A sweeping staircase leads from the main deck foyer to the upper deck, where the skylounge has a more cosy and intimate atmosphere after the expansive main salon. This media-focused room is furnished with a karaoke area and a baby grand piano. The guest accommodation placed upon this level enjoys excellent views through large yet more traditional windows that create a ‘viewing portal’ effect while maintaining guest privacy. Instead of an abundance of wardrobe space, guests have a bench to lay out their belongings, as those on board are expected to spend much of their time in the social areas and at each destination, using their cabins only for rest and the en-suite facilities.
The sundeck above provides another games lounge within the forward section along with a cinema fitted with chairs that shake with the on-screen action.
Outside, the broad beam provides plenty of room for dockside events hosting up to 200 guests.
As a result of having three hulls there are three swim platforms, the centre on being the largest for sunbathing beside the water, while the side platforms have staircases for access to the main deck aft.
Both this area and the upper deck are designed for alfresco dining, while the foredeck is more suited to outdoor lounging with two circular drinks tables and plenty of seating for the whole group to watch the sunset or a local regatta. The bow section is used for storing the larger water toys and tenders, which are launched and retrieved using a Davit crane.
The sundeck is furnished with a spa pool and sunbeds, while to the aft, a large alfresco dining table is placed beneath the shade of an overhang.
The outdoor spaces seem sparse in comparison to the rich interior detail, yet this suits the family fine as they spend most of their time together conversing indoors, exploring their destinations or playing in the water.
When it comes to on board comfort through engineering, trimarans provide a smoother on board experience during cruising, while at anchor and in bow-on weather when compared to monohulls of approximately the same displacement. It is only in stern-quartering seas that trimarans under-perform in comparison, and to combat this effect the naval architects used experience gained from the previous design of the 64m/209ft WHITE RABBIT trimaran to add solutions such as the four large Naiad fins around the centre hull.

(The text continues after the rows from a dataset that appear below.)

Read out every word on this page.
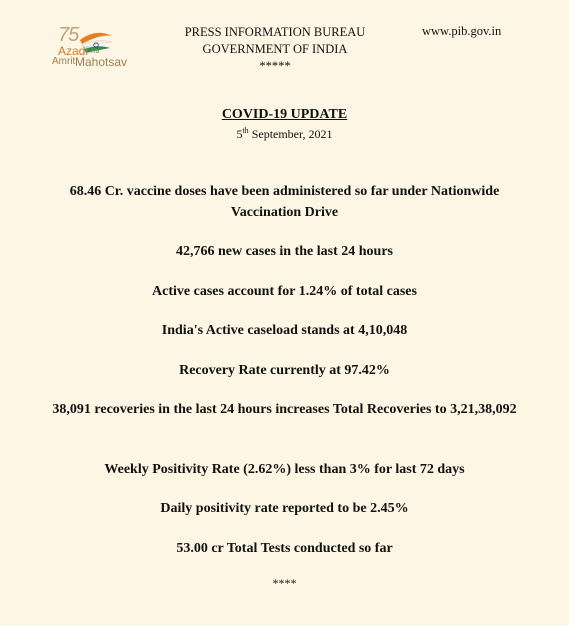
75
Azadi Ka
Amrit Mahotsav
PRESS INFORMATION BUREAU
GOVERNMENT OF INDIA
*****
www.pib.gov.in
COVID-19 UPDATE
5th September, 2021
68.46 Cr. vaccine doses have been administered so far under Nationwide Vaccination Drive
42,766 new cases in the last 24 hours
Active cases account for 1.24% of total cases
India's Active caseload stands at 4,10,048
Recovery Rate currently at 97.42%
38,091 recoveries in the last 24 hours increases Total Recoveries to 3,21,38,092
Weekly Positivity Rate (2.62%) less than 3% for last 72 days
Daily positivity rate reported to be 2.45%
53.00 cr Total Tests conducted so far
****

To reduce the roll, each hull was designed with significant flare and the Owner is able to choose the buoyancy in the outer hulls to match his comfort preference.
The three streamlined hulls also create less drag in the water and from this comes another advantage over single-hulled luxury yachts: Under typical cruising conditions trimarans use 40% less power, thereby reducing running costs as well as fuel consumption.
The interior arrangement needed to be modified on the later WHITE RABBIT trimaran as the Owner – who had a cabin in the centre hull where the majority of the engineering was also housed – wanted noise to be limited, and to reach this goal he gave Echo Yachts free reign to explore alternative solutions. As a result, recorded sound levels in the lower deck Master suite were at just 40db while cruising at 13 knots, and noise levels were even quieter on the decks above.
Four Caterpillar C32 generators of 940kW each and two C18 generators of 550kW each are installed on board and use a Kongsberg power management system. Only two gensets are required for a cruising speed of 12 knots, of which 25% (500kW) is used to run on board systems at the same time using 320 litres of fuel an hour. M/Y WHITE RABBIT has a transatlantic-crossing range of 5,000 nautical miles on just 166,200 litres of fuel. In comparison, SOLANDGE has a capacity of 222,000 litres.
The engineering team decided on diesel-electric propulsion with generators placed in the outer hulls to power STADT electric motors in the centre hull, where two Rolls-Royce variable pitch props are situated.